Which brings us to the second reason why one cannot really compare Hillary to Kerry: Their differing relationships to Barack Obama’s White House. By almost every measure, the Obama administration allowed Hillary’s State Department little latitude, reserving small decisions as well as large ones for itself. This should not be surprising. First-term presidents have an eye on re-election and no White House incumbent likes to be surprised, especially about anything related to foreign policy.

Hillary is not likely to have minded this. Even if she eventually decides not to run for president, it is obvious that she has been thinking about it. When she took the job as secretary of state, Hillary’s name — and her own political future — became inextricably linked to Obama’s political fortunes. It is Kerry’s blessing that he has nothing like that to worry about. Kerry clearly has no plans to run for office again. This is his final turn on the public stage. The fact that the president he serves cannot run for reelection surely frees both men to act both boldly and creatively in international affairs.

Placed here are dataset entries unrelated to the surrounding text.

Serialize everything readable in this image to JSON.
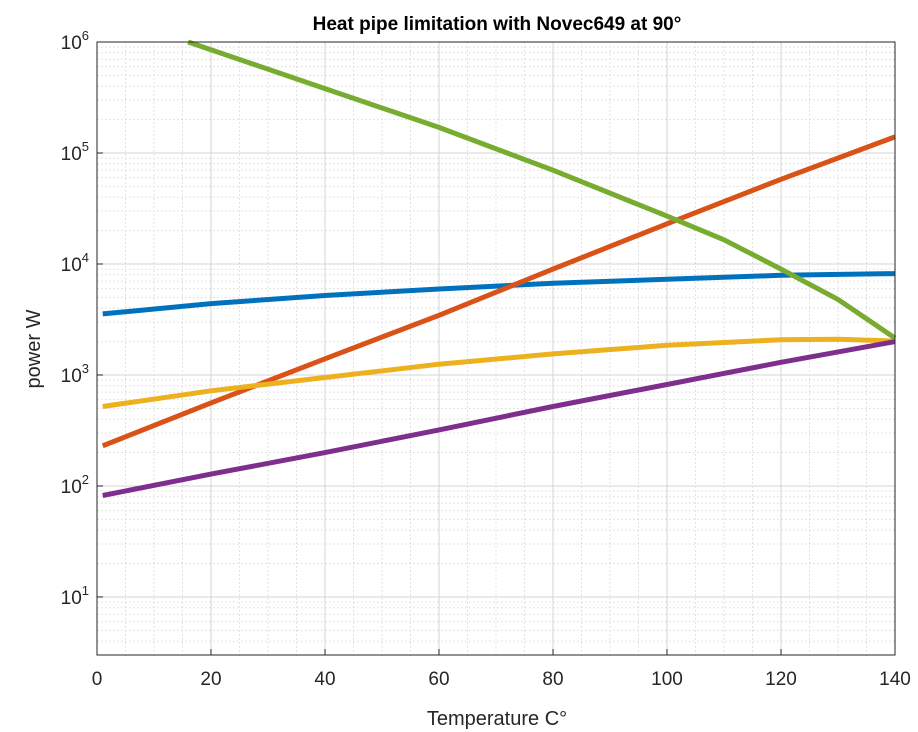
{
  "chart_data": {
    "type": "line",
    "title": "Heat pipe limitation with Novec649 at 90°",
    "xlabel": "Temperature C°",
    "ylabel": "power W",
    "xlim": [
      0,
      140
    ],
    "ylim": [
      3,
      1000000
    ],
    "yscale": "log",
    "grid": true,
    "minor_grid": true,
    "xticks": [
      0,
      20,
      40,
      60,
      80,
      100,
      120,
      140
    ],
    "xtick_labels": [
      "0",
      "20",
      "40",
      "60",
      "80",
      "100",
      "120",
      "140"
    ],
    "yticks": [
      10,
      100,
      1000,
      10000,
      100000,
      1000000
    ],
    "ytick_labels": [
      {
        "base": "10",
        "exp": "1"
      },
      {
        "base": "10",
        "exp": "2"
      },
      {
        "base": "10",
        "exp": "3"
      },
      {
        "base": "10",
        "exp": "4"
      },
      {
        "base": "10",
        "exp": "5"
      },
      {
        "base": "10",
        "exp": "6"
      }
    ],
    "series": [
      {
        "color": "#0072BD",
        "points": [
          [
            1,
            3550
          ],
          [
            20,
            4400
          ],
          [
            40,
            5200
          ],
          [
            60,
            5950
          ],
          [
            80,
            6700
          ],
          [
            100,
            7300
          ],
          [
            120,
            7900
          ],
          [
            140,
            8200
          ]
        ]
      },
      {
        "color": "#D95319",
        "points": [
          [
            1,
            230
          ],
          [
            20,
            560
          ],
          [
            40,
            1400
          ],
          [
            60,
            3450
          ],
          [
            80,
            9000
          ],
          [
            100,
            23000
          ],
          [
            120,
            58000
          ],
          [
            140,
            140000
          ]
        ]
      },
      {
        "color": "#EDB120",
        "points": [
          [
            1,
            520
          ],
          [
            20,
            720
          ],
          [
            40,
            950
          ],
          [
            60,
            1250
          ],
          [
            80,
            1550
          ],
          [
            100,
            1850
          ],
          [
            120,
            2080
          ],
          [
            130,
            2100
          ],
          [
            140,
            2020
          ]
        ]
      },
      {
        "color": "#7E2F8E",
        "points": [
          [
            1,
            82
          ],
          [
            20,
            128
          ],
          [
            40,
            200
          ],
          [
            60,
            320
          ],
          [
            80,
            520
          ],
          [
            100,
            820
          ],
          [
            120,
            1300
          ],
          [
            140,
            2000
          ]
        ]
      },
      {
        "color": "#77AC30",
        "points": [
          [
            16,
            1000000
          ],
          [
            40,
            380000
          ],
          [
            60,
            170000
          ],
          [
            80,
            70000
          ],
          [
            100,
            27000
          ],
          [
            110,
            16500
          ],
          [
            120,
            9000
          ],
          [
            130,
            4800
          ],
          [
            140,
            2150
          ]
        ]
      }
    ]
  }
}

Does that fact make Kerry a better Secretary of State than his predecessor? The real answer is that it is still far too early to say. The opening to Iran that has, so far, marked Kerry’s time in office remains tentative. It could still be derailed by hard-liners on either side and still may not come together despite what appears a real desire on all sides to reach at some sort of long-term agreement.

Politics and diplomacy have presented Kerry and Hillary with different circumstances — and it has done so at different moments in each figure’s political journey. The time for assessment will come later when Kerry, too, is out of public life and the long-term successes and failures of both can be viewed with at least some detachment.

Gordon Robison, a longtime Middle East journalist and US political analyst, teaches Political Science at the University of Vermont.